There have been times when abortion has been very explicitly outlawed and highly regulated, and other times when it's kind of been allowed to fly under the radar, and it's not been so explicitly regulated or controlled.

Having that awareness that women have always found ways to control their own bodies or support one another and find community, even when the law restricted it, was really comforting. Having the big picture perspective that history provides is comforting during such a politically turbulent time.

What have been some of the biggest lessons that you learned post graduation?

The skills that I learned in the History department are very applicable to everything that I do in my work today. For history, we look at a huge amount of primary and secondary sources, take tons of notes, and then have to take a step back and try to think about, How do I organize this? How do I put this into a coherent narrative and build an argument that’s plausible and accurately captures this time?

Now, working at the U.S. Attorney’s office, I work on a lot of civil rights investigations, and it's kind of a similar process. You get tons of documents related to your investigation, and you interview key stakeholders, and then you look at all the evidence that you have, and then you apply a legal framework to that instead of a historical perspective. But I think the process of gathering all that information and reading and taking your time with the evidence, and then piecing it together translated so easily to the legal field.

So what's ahead in the future for you?

Upon graduation I wasn't entirely sure what I wanted to do, whether I wanted to do a Ph.D. in history, or go to law school, or do a J.D.-Ph.D. So then I got a job at the US Attorney's office for the Eastern District of New York as a paralegal.
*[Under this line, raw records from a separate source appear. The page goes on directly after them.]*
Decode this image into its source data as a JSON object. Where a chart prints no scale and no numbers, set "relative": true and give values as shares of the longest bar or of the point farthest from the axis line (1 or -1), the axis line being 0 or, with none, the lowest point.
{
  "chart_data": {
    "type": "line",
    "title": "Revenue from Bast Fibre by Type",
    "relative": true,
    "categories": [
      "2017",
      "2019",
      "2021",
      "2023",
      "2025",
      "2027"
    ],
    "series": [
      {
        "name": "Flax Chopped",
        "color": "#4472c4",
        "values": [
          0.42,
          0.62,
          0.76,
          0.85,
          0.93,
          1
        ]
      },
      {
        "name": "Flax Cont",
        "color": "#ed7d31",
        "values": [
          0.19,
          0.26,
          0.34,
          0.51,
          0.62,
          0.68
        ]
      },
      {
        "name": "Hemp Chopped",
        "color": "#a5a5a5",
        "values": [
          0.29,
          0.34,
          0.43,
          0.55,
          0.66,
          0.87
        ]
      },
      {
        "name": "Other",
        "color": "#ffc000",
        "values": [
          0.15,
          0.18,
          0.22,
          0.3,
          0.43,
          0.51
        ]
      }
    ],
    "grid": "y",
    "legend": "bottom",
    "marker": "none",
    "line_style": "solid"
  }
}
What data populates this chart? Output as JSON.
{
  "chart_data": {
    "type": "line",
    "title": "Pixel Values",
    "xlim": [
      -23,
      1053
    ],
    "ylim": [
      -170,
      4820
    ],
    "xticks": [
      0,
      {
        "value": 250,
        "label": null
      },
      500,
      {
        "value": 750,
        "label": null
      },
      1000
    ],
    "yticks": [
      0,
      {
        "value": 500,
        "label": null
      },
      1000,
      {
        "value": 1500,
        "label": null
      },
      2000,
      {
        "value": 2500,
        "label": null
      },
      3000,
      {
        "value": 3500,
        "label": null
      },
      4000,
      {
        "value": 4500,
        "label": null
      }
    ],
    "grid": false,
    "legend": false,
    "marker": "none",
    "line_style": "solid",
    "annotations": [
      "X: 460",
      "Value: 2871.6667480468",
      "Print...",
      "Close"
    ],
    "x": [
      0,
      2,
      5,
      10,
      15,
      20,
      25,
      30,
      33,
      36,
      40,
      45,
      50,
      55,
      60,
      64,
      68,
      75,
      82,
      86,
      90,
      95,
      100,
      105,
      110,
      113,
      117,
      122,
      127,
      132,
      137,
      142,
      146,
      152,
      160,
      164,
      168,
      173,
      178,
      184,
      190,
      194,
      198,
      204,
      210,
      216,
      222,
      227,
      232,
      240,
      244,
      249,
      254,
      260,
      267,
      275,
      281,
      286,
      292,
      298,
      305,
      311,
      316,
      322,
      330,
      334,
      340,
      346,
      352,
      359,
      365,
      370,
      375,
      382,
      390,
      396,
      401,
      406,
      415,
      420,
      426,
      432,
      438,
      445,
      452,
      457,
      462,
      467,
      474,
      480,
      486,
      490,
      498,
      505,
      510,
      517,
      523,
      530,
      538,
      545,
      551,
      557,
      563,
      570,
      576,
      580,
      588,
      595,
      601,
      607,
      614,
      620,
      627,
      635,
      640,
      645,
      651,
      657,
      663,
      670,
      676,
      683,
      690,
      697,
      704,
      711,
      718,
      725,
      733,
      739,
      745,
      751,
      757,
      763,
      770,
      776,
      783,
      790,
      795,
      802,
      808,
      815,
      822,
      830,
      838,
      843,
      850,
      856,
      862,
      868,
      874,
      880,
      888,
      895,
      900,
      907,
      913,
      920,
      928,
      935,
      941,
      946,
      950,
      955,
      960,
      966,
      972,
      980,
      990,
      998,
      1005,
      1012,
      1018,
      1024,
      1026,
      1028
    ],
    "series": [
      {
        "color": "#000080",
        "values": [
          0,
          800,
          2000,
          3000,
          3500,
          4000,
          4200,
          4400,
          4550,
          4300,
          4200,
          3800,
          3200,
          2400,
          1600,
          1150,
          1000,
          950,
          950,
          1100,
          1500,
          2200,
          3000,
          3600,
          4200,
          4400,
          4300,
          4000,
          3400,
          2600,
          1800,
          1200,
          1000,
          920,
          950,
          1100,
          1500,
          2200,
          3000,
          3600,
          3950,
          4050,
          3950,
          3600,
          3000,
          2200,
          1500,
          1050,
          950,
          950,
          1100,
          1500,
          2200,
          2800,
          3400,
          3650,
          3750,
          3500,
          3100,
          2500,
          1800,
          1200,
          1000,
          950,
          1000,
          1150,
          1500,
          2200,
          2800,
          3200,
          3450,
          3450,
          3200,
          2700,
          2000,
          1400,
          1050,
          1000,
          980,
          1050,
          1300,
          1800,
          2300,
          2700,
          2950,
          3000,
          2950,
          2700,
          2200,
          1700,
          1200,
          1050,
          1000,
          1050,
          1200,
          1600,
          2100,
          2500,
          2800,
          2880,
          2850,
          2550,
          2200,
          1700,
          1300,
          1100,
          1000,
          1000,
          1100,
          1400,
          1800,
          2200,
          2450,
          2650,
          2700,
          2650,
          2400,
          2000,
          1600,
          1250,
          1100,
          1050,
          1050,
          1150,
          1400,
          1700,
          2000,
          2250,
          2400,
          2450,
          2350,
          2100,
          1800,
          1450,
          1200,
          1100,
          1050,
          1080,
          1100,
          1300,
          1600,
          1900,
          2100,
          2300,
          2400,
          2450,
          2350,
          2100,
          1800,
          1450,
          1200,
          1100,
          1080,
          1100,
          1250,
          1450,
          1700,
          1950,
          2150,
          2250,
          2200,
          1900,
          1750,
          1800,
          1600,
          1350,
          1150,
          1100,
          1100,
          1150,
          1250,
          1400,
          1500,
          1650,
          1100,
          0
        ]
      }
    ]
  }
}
I'm in the civil division, and I work on civil rights and environmental justice cases. I've had a great experience, and it's totally solidified my interest in law school, so I'm applying to law school now.

After that, I'm not entirely sure. I'm definitely interested in women's rights and reproductive justice. I've really enjoyed working on civil rights cases at the US attorney's office, and I could see myself working in public service. I know that I want to be asking these kinds of questions in the area of women's rights and civil rights, but exactly how I would do that I'm not entirely sure.

The ACLU has a women's rights branch and reproductive justice teams, and there's the National Women's Law Center, so there are a lot of different ways to work on these kinds of cases, and I can see myself taking a few different paths within that area.


[1] Now renamed “The Historian’s Craft: Approaches to American History.”